How Does Aase Haugen Home Compare to Other Iowa Nursing Homes?

Compared to the 100 nursing homes in Iowa, Aase Haugen Home's overall rating (1 stars) is below the state average of 3.0, staff turnover (62%) is significantly higher than the state average of 46%, and health inspection rating (1 stars) is much below the national benchmark.

What Should Families Ask When Visiting Aase Haugen Home?

Based on this facility's data, families visiting should ask: "What changes have been made since the serious inspection findings, and how are you preventing similar issues?" "How do you ensure continuity of care given staff turnover, and what is your staff retention strategy?" "Can I visit during a mealtime to observe dining assistance and food quality?" "How do you handle medical emergencies, and what is your hospital transfer rate?" These questions are particularly relevant given the facility's Immediate Jeopardy citations and the facility's high staff turnover rate.

Is Aase Haugen Home Safe?

Based on CMS inspection data, Aase Haugen Home has documented safety concerns. Inspectors have issued 2 Immediate Jeopardy citations (the most serious violation level indicating risk of serious injury or death). The facility has a 1-star overall rating and ranks #100 of 100 nursing homes in Iowa. Families considering this facility should ask detailed questions about what corrective actions have been taken since these incidents.

Do Nurses at Aase Haugen Home Stick Around?

Staff turnover at Aase Haugen Home is high.
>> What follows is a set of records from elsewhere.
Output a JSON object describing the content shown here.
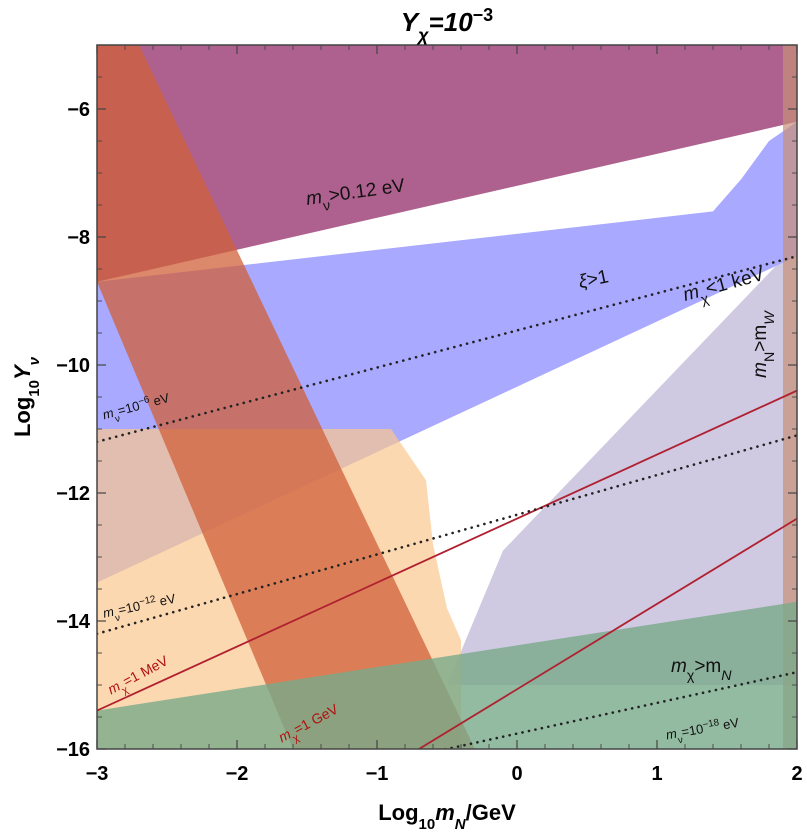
{
  "chart_data": {
    "type": "area",
    "title": "Y_χ=10^{-3}",
    "title_parts": {
      "base": "Y",
      "sub": "χ",
      "eq": "=10",
      "sup": "−3"
    },
    "xlabel_parts": {
      "pre": "Log",
      "sub": "10",
      "var": "m",
      "varsub": "N",
      "post": "/GeV"
    },
    "ylabel_parts": {
      "pre": "Log",
      "sub": "10",
      "var": "Y",
      "varsub": "ν"
    },
    "xlim": [
      -3,
      2
    ],
    "ylim": [
      -16,
      -5
    ],
    "xticks": [
      -3,
      -2,
      -1,
      0,
      1,
      2
    ],
    "yticks": [
      -16,
      -14,
      -12,
      -10,
      -8,
      -6
    ],
    "xtick_labels": [
      "−3",
      "−2",
      "−1",
      "0",
      "1",
      "2"
    ],
    "ytick_labels": [
      "−16",
      "−14",
      "−12",
      "−10",
      "−8",
      "−6"
    ],
    "grid": false,
    "regions": [
      {
        "key": "neutrino_mass",
        "color": "#9a3a72",
        "opacity": 0.8,
        "polygon": [
          [
            -3,
            -8.7
          ],
          [
            2,
            -6.2
          ],
          [
            2,
            -5
          ],
          [
            -3,
            -5
          ]
        ]
      },
      {
        "key": "xi",
        "color": "#8c8cff",
        "opacity": 0.75,
        "polygon": [
          [
            -3,
            -13.4
          ],
          [
            2,
            -8.3
          ],
          [
            2,
            -6.2
          ],
          [
            1.8,
            -6.5
          ],
          [
            1.6,
            -7.1
          ],
          [
            1.4,
            -7.6
          ],
          [
            -3,
            -8.7
          ]
        ]
      },
      {
        "key": "mN_gt_mW",
        "color": "#c7bfdc",
        "opacity": 0.85,
        "polygon": [
          [
            -0.5,
            -15.0
          ],
          [
            2,
            -15.0
          ],
          [
            2,
            -8.3
          ],
          [
            1.85,
            -8.45
          ],
          [
            -0.1,
            -12.9
          ]
        ]
      },
      {
        "key": "mN_gt_mW_strip",
        "color": "#c89078",
        "opacity": 0.7,
        "polygon": [
          [
            1.9,
            -16
          ],
          [
            2,
            -16
          ],
          [
            2,
            -5
          ],
          [
            1.9,
            -5
          ]
        ]
      },
      {
        "key": "orange",
        "color": "#fbc890",
        "opacity": 0.7,
        "polygon": [
          [
            -3,
            -16
          ],
          [
            -0.4,
            -16
          ],
          [
            -0.4,
            -14.3
          ],
          [
            -0.5,
            -13.8
          ],
          [
            -0.6,
            -12.8
          ],
          [
            -0.65,
            -11.8
          ],
          [
            -0.9,
            -11.0
          ],
          [
            -3,
            -11.0
          ]
        ]
      },
      {
        "key": "red_diag",
        "color": "#d0603a",
        "opacity": 0.75,
        "polygon": [
          [
            -3,
            -5
          ],
          [
            -2.7,
            -5
          ],
          [
            -0.3,
            -16
          ],
          [
            -1.6,
            -16
          ],
          [
            -3,
            -8.7
          ]
        ]
      },
      {
        "key": "green",
        "color": "#78aa8a",
        "opacity": 0.8,
        "polygon": [
          [
            -3,
            -16
          ],
          [
            2,
            -16
          ],
          [
            2,
            -13.7
          ],
          [
            -3,
            -15.4
          ]
        ]
      }
    ],
    "lines": [
      {
        "key": "mchi_1MeV",
        "style": "solid",
        "color": "#b02030",
        "points": [
          [
            -3,
            -15.4
          ],
          [
            2,
            -10.4
          ]
        ]
      },
      {
        "key": "mchi_1GeV",
        "style": "solid",
        "color": "#b02030",
        "points": [
          [
            -1,
            -16.4
          ],
          [
            2,
            -12.4
          ]
        ]
      },
      {
        "key": "mnu_1e-6",
        "style": "dotted",
        "color": "#222222",
        "points": [
          [
            -3,
            -11.2
          ],
          [
            2,
            -8.3
          ]
        ]
      },
      {
        "key": "mnu_1e-12",
        "style": "dotted",
        "color": "#222222",
        "points": [
          [
            -3,
            -14.2
          ],
          [
            2,
            -11.1
          ]
        ]
      },
      {
        "key": "mnu_1e-18",
        "style": "dotted",
        "color": "#222222",
        "points": [
          [
            -3,
            -17.2
          ],
          [
            2,
            -14.8
          ]
        ]
      }
    ],
    "annotations": [
      {
        "key": "mnu_012",
        "parts": {
          "var": "m",
          "sub": "ν",
          "rest": ">0.12 eV"
        },
        "x": -1.5,
        "y": -7.5,
        "angle": -8,
        "cls": "region-label"
      },
      {
        "key": "xi",
        "parts": {
          "var": "ξ",
          "sub": "",
          "rest": ">1"
        },
        "x": 0.45,
        "y": -8.8,
        "angle": -12,
        "cls": "region-label"
      },
      {
        "key": "mchi_1keV",
        "parts": {
          "var": "m",
          "sub": "χ",
          "rest": "<1 keV"
        },
        "x": 1.2,
        "y": -9.0,
        "angle": -15,
        "cls": "region-label"
      },
      {
        "key": "mN_gt_mW",
        "parts": {
          "var": "m",
          "sub": "N",
          "rest": ">m",
          "sub2": "W"
        },
        "x": 1.78,
        "y": -10.2,
        "angle": -90,
        "cls": "region-label"
      },
      {
        "key": "mchi_gt_mN",
        "parts": {
          "var": "m",
          "sub": "χ",
          "rest": ">m",
          "sub2": "N"
        },
        "x": 1.1,
        "y": -14.8,
        "angle": 0,
        "cls": "region-label"
      },
      {
        "key": "mnu_1e-6",
        "parts": {
          "var": "m",
          "sub": "ν",
          "rest": "=10",
          "sup": "−6",
          "tail": " eV"
        },
        "x": -2.95,
        "y": -10.85,
        "angle": -15,
        "cls": "small-label"
      },
      {
        "key": "mnu_1e-12",
        "parts": {
          "var": "m",
          "sub": "ν",
          "rest": "=10",
          "sup": "−12",
          "tail": " eV"
        },
        "x": -2.95,
        "y": -13.95,
        "angle": -12,
        "cls": "small-label"
      },
      {
        "key": "mnu_1e-18",
        "parts": {
          "var": "m",
          "sub": "ν",
          "rest": "=10",
          "sup": "−18",
          "tail": " eV"
        },
        "x": 1.07,
        "y": -15.85,
        "angle": -10,
        "cls": "small-label"
      },
      {
        "key": "mchi_1MeV",
        "parts": {
          "var": "m",
          "sub": "χ",
          "rest": "=1 MeV"
        },
        "x": -2.9,
        "y": -15.15,
        "angle": -28,
        "cls": "red-label"
      },
      {
        "key": "mchi_1GeV",
        "parts": {
          "var": "m",
          "sub": "χ",
          "rest": "=1 GeV"
        },
        "x": -1.68,
        "y": -15.9,
        "angle": -28,
        "cls": "red-label"
      }
    ]
  }
}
At 62%, the facility is 16 percentage points above the Iowa average of 46%. High turnover means new staff may not know residents' individual needs, medications, or preferences. It can also be disorienting for residents, especially those with dementia who rely on familiar faces. Families should ask: What is causing the turnover? What retention programs are in place? How do you ensure care continuity during staff transitions?
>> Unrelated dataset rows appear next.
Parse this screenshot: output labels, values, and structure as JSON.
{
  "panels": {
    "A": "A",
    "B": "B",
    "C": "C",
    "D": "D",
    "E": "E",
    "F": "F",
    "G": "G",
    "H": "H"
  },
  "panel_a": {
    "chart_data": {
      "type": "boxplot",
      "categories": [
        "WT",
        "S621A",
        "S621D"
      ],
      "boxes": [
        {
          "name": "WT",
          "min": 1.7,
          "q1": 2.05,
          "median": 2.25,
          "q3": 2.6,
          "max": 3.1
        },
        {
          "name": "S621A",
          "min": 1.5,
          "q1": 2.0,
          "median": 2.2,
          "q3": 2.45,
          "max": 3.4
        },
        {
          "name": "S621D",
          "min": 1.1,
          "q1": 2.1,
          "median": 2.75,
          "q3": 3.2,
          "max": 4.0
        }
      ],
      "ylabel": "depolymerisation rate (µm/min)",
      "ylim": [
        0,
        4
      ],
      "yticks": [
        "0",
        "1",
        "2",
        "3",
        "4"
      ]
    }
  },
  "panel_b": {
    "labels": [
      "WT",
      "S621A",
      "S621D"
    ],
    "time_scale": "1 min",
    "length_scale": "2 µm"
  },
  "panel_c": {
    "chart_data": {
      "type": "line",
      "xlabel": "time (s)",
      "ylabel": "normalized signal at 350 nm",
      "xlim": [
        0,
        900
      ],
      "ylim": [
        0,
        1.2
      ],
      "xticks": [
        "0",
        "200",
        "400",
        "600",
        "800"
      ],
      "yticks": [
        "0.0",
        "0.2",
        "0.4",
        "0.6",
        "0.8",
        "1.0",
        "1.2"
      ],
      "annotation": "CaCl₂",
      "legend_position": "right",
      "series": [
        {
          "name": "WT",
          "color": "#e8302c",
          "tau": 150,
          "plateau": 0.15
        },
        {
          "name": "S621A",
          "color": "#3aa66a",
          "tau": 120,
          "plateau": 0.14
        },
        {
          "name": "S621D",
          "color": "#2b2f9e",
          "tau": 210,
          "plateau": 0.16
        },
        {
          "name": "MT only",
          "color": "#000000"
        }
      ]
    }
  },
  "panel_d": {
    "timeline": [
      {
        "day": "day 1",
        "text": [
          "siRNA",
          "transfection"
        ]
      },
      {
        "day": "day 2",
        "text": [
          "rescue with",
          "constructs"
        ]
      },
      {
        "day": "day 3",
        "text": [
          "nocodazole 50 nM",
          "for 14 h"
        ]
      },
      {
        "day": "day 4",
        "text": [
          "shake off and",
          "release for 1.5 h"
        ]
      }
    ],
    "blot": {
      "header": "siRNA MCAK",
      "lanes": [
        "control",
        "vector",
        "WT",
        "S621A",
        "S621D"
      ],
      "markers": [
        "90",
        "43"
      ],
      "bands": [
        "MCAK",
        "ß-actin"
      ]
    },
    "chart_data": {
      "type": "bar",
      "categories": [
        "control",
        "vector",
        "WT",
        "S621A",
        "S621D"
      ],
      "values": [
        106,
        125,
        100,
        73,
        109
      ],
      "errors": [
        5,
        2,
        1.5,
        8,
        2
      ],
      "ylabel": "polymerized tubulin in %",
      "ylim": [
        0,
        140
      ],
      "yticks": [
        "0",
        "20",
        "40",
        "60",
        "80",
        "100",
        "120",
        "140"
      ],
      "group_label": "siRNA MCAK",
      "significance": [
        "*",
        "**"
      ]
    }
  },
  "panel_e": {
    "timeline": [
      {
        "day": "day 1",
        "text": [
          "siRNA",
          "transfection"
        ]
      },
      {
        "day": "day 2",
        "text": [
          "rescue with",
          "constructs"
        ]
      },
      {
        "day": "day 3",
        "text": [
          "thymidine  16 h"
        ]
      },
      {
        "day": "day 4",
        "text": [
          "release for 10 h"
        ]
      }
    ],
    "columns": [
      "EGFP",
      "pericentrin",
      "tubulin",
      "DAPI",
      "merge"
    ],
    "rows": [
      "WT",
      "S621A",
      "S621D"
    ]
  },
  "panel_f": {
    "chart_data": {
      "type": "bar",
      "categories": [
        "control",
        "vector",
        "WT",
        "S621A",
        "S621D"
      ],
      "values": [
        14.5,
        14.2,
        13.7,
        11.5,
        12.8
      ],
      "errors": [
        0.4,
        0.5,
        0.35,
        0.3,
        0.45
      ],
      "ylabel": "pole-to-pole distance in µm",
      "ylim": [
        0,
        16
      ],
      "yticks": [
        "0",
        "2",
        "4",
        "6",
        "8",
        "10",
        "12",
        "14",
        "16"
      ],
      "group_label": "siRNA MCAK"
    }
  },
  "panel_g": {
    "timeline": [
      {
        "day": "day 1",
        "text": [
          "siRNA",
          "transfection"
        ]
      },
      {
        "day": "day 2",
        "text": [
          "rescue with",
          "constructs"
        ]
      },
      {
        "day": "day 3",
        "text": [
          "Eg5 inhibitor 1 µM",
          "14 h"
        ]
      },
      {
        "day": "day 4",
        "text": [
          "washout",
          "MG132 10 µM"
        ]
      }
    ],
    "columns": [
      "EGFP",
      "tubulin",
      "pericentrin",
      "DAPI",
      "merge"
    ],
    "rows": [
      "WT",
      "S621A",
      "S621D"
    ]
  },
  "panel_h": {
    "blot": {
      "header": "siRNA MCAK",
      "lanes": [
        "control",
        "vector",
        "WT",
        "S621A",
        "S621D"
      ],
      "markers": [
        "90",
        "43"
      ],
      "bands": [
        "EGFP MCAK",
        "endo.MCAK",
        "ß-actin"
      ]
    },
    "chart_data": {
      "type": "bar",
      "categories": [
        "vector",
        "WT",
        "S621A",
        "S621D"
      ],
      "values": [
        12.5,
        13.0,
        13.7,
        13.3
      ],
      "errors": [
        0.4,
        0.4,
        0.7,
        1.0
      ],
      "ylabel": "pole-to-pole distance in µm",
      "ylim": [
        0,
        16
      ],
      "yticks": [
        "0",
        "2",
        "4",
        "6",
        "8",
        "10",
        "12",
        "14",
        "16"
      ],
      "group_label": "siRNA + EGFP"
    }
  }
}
Was Aase Haugen Home Ever Fined?

Aase Haugen Home has been fined $153,679 across 3 penalty actions. This is 4.4x the Iowa average of $34,616. Fines at this level are uncommon and typically indicate a pattern of serious deficiencies, repeated violations, or failure to correct problems promptly. CMS reserves penalties of this magnitude for facilities that pose significant, documented risk to resident health or safety. Families should request specific documentation of what issues led to these fines and what systemic changes have been implemented.
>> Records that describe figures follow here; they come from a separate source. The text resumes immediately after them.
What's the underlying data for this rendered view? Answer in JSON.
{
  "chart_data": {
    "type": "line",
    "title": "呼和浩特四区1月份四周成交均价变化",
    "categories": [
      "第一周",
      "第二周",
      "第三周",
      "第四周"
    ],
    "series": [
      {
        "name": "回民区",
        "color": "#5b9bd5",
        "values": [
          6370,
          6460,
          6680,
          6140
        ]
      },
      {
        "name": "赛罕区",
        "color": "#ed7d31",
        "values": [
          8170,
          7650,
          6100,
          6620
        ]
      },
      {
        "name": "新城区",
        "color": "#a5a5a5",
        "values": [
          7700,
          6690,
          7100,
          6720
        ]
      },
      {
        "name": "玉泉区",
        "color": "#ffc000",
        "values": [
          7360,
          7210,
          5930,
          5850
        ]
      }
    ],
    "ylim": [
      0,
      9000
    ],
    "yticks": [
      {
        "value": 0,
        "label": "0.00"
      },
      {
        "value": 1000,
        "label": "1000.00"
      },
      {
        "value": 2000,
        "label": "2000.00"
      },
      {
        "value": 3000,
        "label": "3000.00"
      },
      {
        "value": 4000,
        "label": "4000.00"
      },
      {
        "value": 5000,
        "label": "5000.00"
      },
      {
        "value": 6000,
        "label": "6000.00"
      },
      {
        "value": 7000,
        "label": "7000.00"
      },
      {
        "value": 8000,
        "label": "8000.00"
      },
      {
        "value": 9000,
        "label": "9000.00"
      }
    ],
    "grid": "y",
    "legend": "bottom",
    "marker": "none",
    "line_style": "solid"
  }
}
Is Aase Haugen Home on Any Federal Watch List?

Aase Haugen Home is not on any federal watch list. The most significant is the Special Focus Facility (SFF) program, which identifies the bottom 1% of nursing homes nationally based on persistent, serious quality problems. Not being on this list means the facility has avoided the pattern of deficiencies that triggers enhanced federal oversight. This is a positive indicator, though families should still review the facility's inspection history directly.